Seeking Alpha
Profile| Send Message|
( followers)  

Johnson & Johnson (NYSE:JNJ) is not having much luck having recalled a number of its products and being thrown into several lawsuits. Most recently it announced an intention to set aside $600 million for potential settlement of civil lawsuits related to the marketing of Risperdal.

Risperdal is not the only drug that the company has made plans for. There are a number of drug-related court cases that Johnson & Johnson has set aside funds for. As far as I am concerned, you know when a company is in trouble when it has to start putting money aside specifically for use in lawsuits. This is not an expense that a company should encounter as regularly as Johnson & Johnson does, and yet it seems that the pharmaceutical company is so certain that it will have to pay out in the near future it has actually made provisions for the event. In a way I suppose this is better than not planning at all, but the fact of the matter is that Johnson & Johnson is simply not the reliable stock it once was.

The charges that Johnson & Johnson faces are quite serious. They include allegations that the company offered kickbacks to a company that supplies drugs to nursing homes in order to improve the sale of certain of its drugs. As one source puts it, the company viewed the pharmacists in question as an "extension of its sales force" because it knew that the physicians who served the nursing homes would more often than not act on the recommendations of those pharmacists.

This is a situation that is far from being in the best interests of consumers, let alone stockholders in the company. Johnson & Johnson, however, maintains that the "kickbacks" in question were merely discounts, and that it is allowed under law to provide discounts to pharmacies as long as those discounts are properly disclosed. However, many of the companies that were accused of receiving kickbacks from Johnson & Johnson have effectively admitted their guilt in that they have agreed to pay damages.

All of this is in addition to the equally serious charges that Johnson & Johnson marketed the anti-psychotic drug Risperdal to patients for whom it was not approved by the US Food and Drug Administration. The recipients of this drug included elderly residents living in nursing homes. Johnson & Johnson has a lot to answer for. Additionally, I think these charges will have negative repercussions on its stock going forward. The $600 million set aside for the potential settlement could be going toward research and development and dividend increases. The stock rose sharply on June 11th from the Synthes acquisition approval, but has been hovering around $66 since then. I expect the stock to take a big hit if the $600 million is paid out.

However, there are still a few innovations up the company's sleeves. Johnson & Johnson recently introduced a novel diabetes drug that is unique in that it has "turned one of diabetes' most worrisome warning signs into a treatment that lowers dangerously high levels of blood-sugar before the disease can cause blindness, kidney damage and heart disease". This is a significant breakthrough for the company. Johnson & Johnson will now be a significant player in the area of diabetes and this new drug. It will probably be available from next year and should be a big rival to the current bestseller, Januvia from Merck (NYSE:MRK). It's not a cure, but it is a new way to deal with the disease.

This is not the only avenue of competition that Merck may have to face when it comes to its highly successful diabetes drug. Sanofi (NYSE:SNY) announced that a recent clinical study shows that its Lantus insulin is more effective at reducing blood sugar levels in patients that suffer from Type 2 Diabetes than Merck's Januvia.
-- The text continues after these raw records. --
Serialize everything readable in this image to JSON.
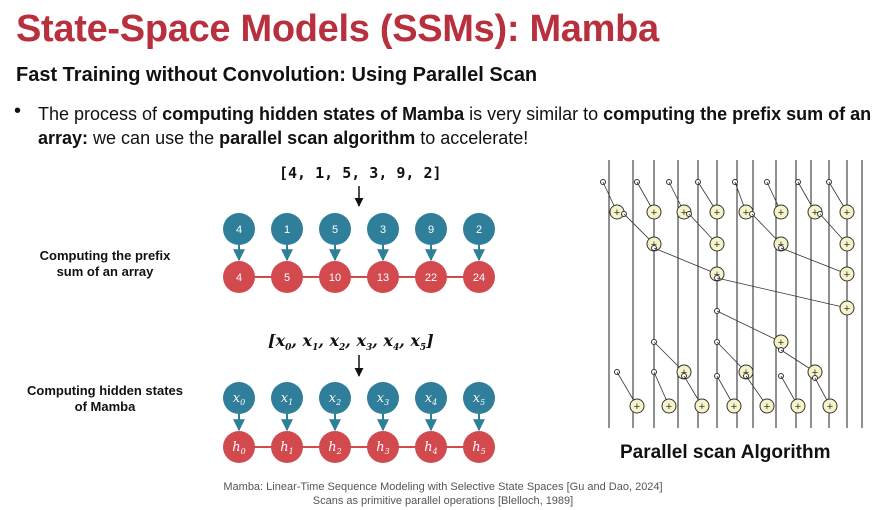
{
  "slide": {
    "title": "State-Space Models (SSMs): Mamba",
    "subtitle": "Fast Training without Convolution: Using Parallel Scan",
    "bullet_symbol": "•",
    "bullet_parts": [
      {
        "text": "The process of ",
        "bold": false
      },
      {
        "text": "computing hidden states of Mamba",
        "bold": true
      },
      {
        "text": " is very similar to ",
        "bold": false
      },
      {
        "text": "computing the prefix sum of an array:",
        "bold": true
      },
      {
        "text": " we can use the ",
        "bold": false
      },
      {
        "text": "parallel scan algorithm",
        "bold": true
      },
      {
        "text": " to accelerate!",
        "bold": false
      }
    ]
  },
  "prefix_sum": {
    "array_label": "[4, 1, 5, 3, 9, 2]",
    "side_label_line1": "Computing the prefix",
    "side_label_line2": "sum of an array",
    "inputs": [
      "4",
      "1",
      "5",
      "3",
      "9",
      "2"
    ],
    "outputs": [
      "4",
      "5",
      "10",
      "13",
      "22",
      "24"
    ]
  },
  "mamba": {
    "array_label_parts": [
      "[",
      "x",
      "0",
      ", ",
      "x",
      "1",
      ", ",
      "x",
      "2",
      ", ",
      "x",
      "3",
      ", ",
      "x",
      "4",
      ", ",
      "x",
      "5",
      "]"
    ],
    "side_label_line1": "Computing hidden states",
    "side_label_line2": "of Mamba",
    "inputs": [
      {
        "base": "x",
        "sub": "0"
      },
      {
        "base": "x",
        "sub": "1"
      },
      {
        "base": "x",
        "sub": "2"
      },
      {
        "base": "x",
        "sub": "3"
      },
      {
        "base": "x",
        "sub": "4"
      },
      {
        "base": "x",
        "sub": "5"
      }
    ],
    "outputs": [
      {
        "base": "h",
        "sub": "0"
      },
      {
        "base": "h",
        "sub": "1"
      },
      {
        "base": "h",
        "sub": "2"
      },
      {
        "base": "h",
        "sub": "3"
      },
      {
        "base": "h",
        "sub": "4"
      },
      {
        "base": "h",
        "sub": "5"
      }
    ]
  },
  "scan_diagram": {
    "caption": "Parallel scan Algorithm",
    "plus_symbol": "+"
  },
  "references": [
    "Mamba: Linear-Time Sequence Modeling with Selective State Spaces [Gu and Dao, 2024]",
    "Scans as primitive parallel operations [Blelloch, 1989]"
  ],
  "colors": {
    "title": "#b8303e",
    "input_node": "#2f7f9a",
    "output_node": "#d24a4e",
    "chain_line": "#d24a4e",
    "plus_node_fill": "#f7f3c8"
  }
}
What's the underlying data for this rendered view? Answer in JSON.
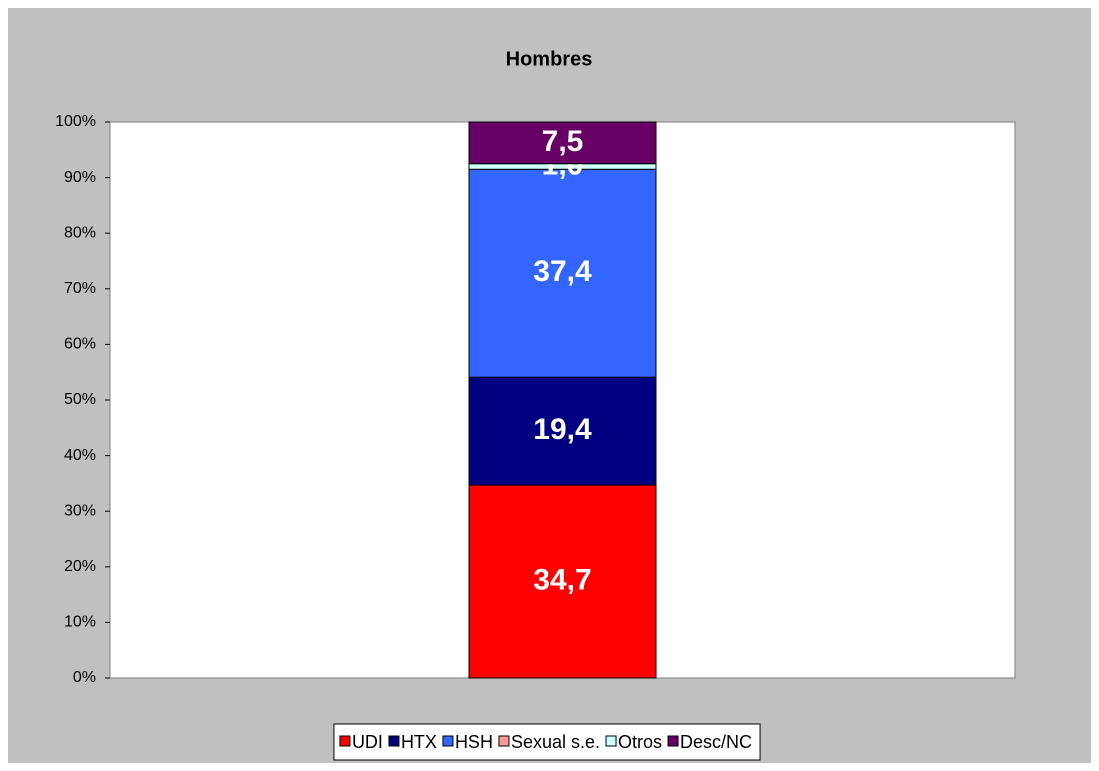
{
  "chart_data": {
    "type": "stacked_bar",
    "title": "Hombres",
    "categories": [
      null
    ],
    "series": [
      {
        "name": "UDI",
        "color": "#ff0000",
        "values": [
          34.7
        ],
        "value_labels": [
          "34,7"
        ]
      },
      {
        "name": "HTX",
        "color": "#000080",
        "values": [
          19.4
        ],
        "value_labels": [
          "19,4"
        ]
      },
      {
        "name": "HSH",
        "color": "#3366ff",
        "values": [
          37.4
        ],
        "value_labels": [
          "37,4"
        ]
      },
      {
        "name": "Sexual s.e.",
        "color": "#ff9999",
        "values": [
          0
        ],
        "value_labels": [
          null
        ]
      },
      {
        "name": "Otros",
        "color": "#ccffff",
        "values": [
          1.0
        ],
        "value_labels": [
          "1,0"
        ]
      },
      {
        "name": "Desc/NC",
        "color": "#660066",
        "values": [
          7.5
        ],
        "value_labels": [
          "7,5"
        ]
      }
    ],
    "ylim": [
      0,
      100
    ],
    "yticks": [
      {
        "value": 0,
        "label": "0%"
      },
      {
        "value": 10,
        "label": "10%"
      },
      {
        "value": 20,
        "label": "20%"
      },
      {
        "value": 30,
        "label": "30%"
      },
      {
        "value": 40,
        "label": "40%"
      },
      {
        "value": 50,
        "label": "50%"
      },
      {
        "value": 60,
        "label": "60%"
      },
      {
        "value": 70,
        "label": "70%"
      },
      {
        "value": 80,
        "label": "80%"
      },
      {
        "value": 90,
        "label": "90%"
      },
      {
        "value": 100,
        "label": "100%"
      }
    ],
    "grid": false,
    "legend": "bottom"
  }
}
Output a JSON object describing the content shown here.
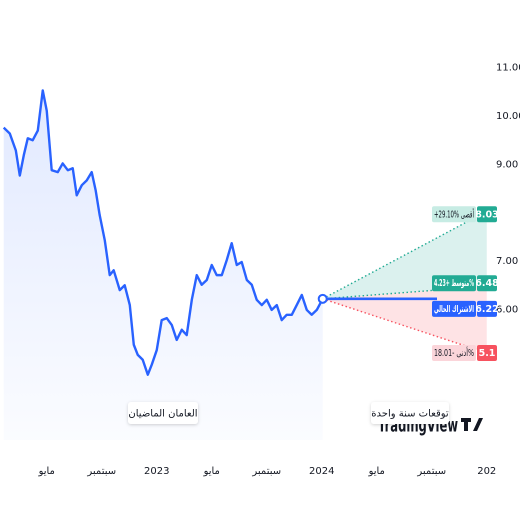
{
  "chart_data": {
    "type": "line",
    "series": [
      {
        "color": "#2962ff",
        "x": [
          0.87,
          1.31,
          1.75,
          2.04,
          2.33,
          2.62,
          2.98,
          3.35,
          3.71,
          4.0,
          4.36,
          4.8,
          5.16,
          5.53,
          5.89,
          6.18,
          6.55,
          6.91,
          7.27,
          7.56,
          7.85,
          8.22,
          8.58,
          8.87,
          9.31,
          9.67,
          10.04,
          10.33,
          10.62,
          10.98,
          11.35,
          11.64,
          12.0,
          12.36,
          12.73,
          13.09,
          13.45,
          13.82,
          14.18,
          14.55,
          14.91,
          15.27,
          15.64,
          16.0,
          16.36,
          16.73,
          17.09,
          17.45,
          17.82,
          18.18,
          18.55,
          18.91,
          19.27,
          19.64,
          20.0,
          20.36,
          20.73,
          21.09,
          21.45,
          21.82,
          22.18,
          22.55,
          22.91,
          23.27,
          23.64,
          24.07
        ],
        "values": [
          9.76,
          9.64,
          9.29,
          8.77,
          9.19,
          9.54,
          9.5,
          9.7,
          10.53,
          10.11,
          8.88,
          8.84,
          9.02,
          8.88,
          8.92,
          8.36,
          8.57,
          8.67,
          8.84,
          8.46,
          7.95,
          7.43,
          6.71,
          6.81,
          6.4,
          6.5,
          6.09,
          5.27,
          5.06,
          4.96,
          4.65,
          4.86,
          5.16,
          5.78,
          5.82,
          5.68,
          5.37,
          5.58,
          5.47,
          6.2,
          6.71,
          6.51,
          6.61,
          6.92,
          6.71,
          6.71,
          7.02,
          7.37,
          6.92,
          6.98,
          6.61,
          6.51,
          6.2,
          6.09,
          6.2,
          5.99,
          6.09,
          5.78,
          5.89,
          5.89,
          6.09,
          6.3,
          5.99,
          5.89,
          5.99,
          6.22
        ]
      }
    ],
    "forecast_x": 36,
    "forecast": [
      {
        "label": "+29.10% أقصى",
        "value": 8.03,
        "color": "#22ab94"
      },
      {
        "label": "متوسط +4.23%",
        "value": 6.48,
        "color": "#22ab94"
      },
      {
        "label": "أدنى -18.01%",
        "value": 5.1,
        "color": "#f7525f"
      }
    ],
    "current_label": "الاشتراك الحالي",
    "history_label": "العامان الماضيان",
    "forecast_label": "توقعات سنة واحدة",
    "watermark": "TradingView",
    "xlim": [
      0.6,
      36.6
    ],
    "xticks": [
      {
        "value": 4,
        "label": "مايو"
      },
      {
        "value": 8,
        "label": "سبتمبر"
      },
      {
        "value": 12,
        "label": "2023"
      },
      {
        "value": 16,
        "label": "مايو"
      },
      {
        "value": 20,
        "label": "سبتمبر"
      },
      {
        "value": 24,
        "label": "2024"
      },
      {
        "value": 28,
        "label": "مايو"
      },
      {
        "value": 32,
        "label": "سبتمبر"
      },
      {
        "value": 36,
        "label": "202"
      }
    ],
    "ylim": [
      3.3,
      12.4
    ],
    "yticks": [
      {
        "value": 11,
        "label": "11.00"
      },
      {
        "value": 10,
        "label": "10.00"
      },
      {
        "value": 9,
        "label": "9.00"
      },
      {
        "value": 7,
        "label": "7.00"
      },
      {
        "value": 6,
        "label": "6.00"
      }
    ]
  }
}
This presents a far lesser threat, however, as Lantus has more side effects than Januvia. In addition its efficacy is best when started early in treatment. Most doctors and patients prefer to delay the administration of insulin for as long as possible.

Diabetes is one of the 'trending' markets at the moment when we look at the pharmaceutical stocks. Bristol-Myers Squibb (NYSE:BMY) and AstraZeneca (NYSE:AZN) are also in the game with the new compound dapagliflozin. As compared to a placebo this drug is far more effective at reducing blood sugar levels. Again this is a treatment aimed at patients with Type 2 diabetes. This collaboration between the two pharmaceutical companies could be a great step forward for both of them. Significant moves in the treatment of condition such as diabetes are the best way for pharmaceutical companies to go at this point in time.

Eli Lilly (NYSE:LLY) is also in the game with its Type 2 diabetes drug linagliptin. The company developed this drug in partnership with Boehringer Ingelheim Pharmaceuticals, a private company. The drug so far has shown to be effective in controlling blood sugar levels in adult patients, but the clinical trials are still underway at this point and it will be some time before the efficacy and safety of the diabetes drug is conclusively established.

So, although the news is not all bad, Johnson & Johnson faces a huge amount of competition in terms of diabetes medication. It may end up being as if it entered the game a little too late. Hopefully, the novelty of the drug will be enough to keep the company in this game. If the drug is a resounding success in every way imaginable, Johnson & Johnson will still have to deal with the negative press created by the lawsuits and rumors of lawsuits that it is and potentially will be involved in. However, I think that the advent of the new diabetes medication may be an indication that Johnson & Johnson is in the process of making a comeback. At this point, it is probably better to hold onto your stock in this company. The potential lawsuit settlement bears close watching if you are to make the best decision possible.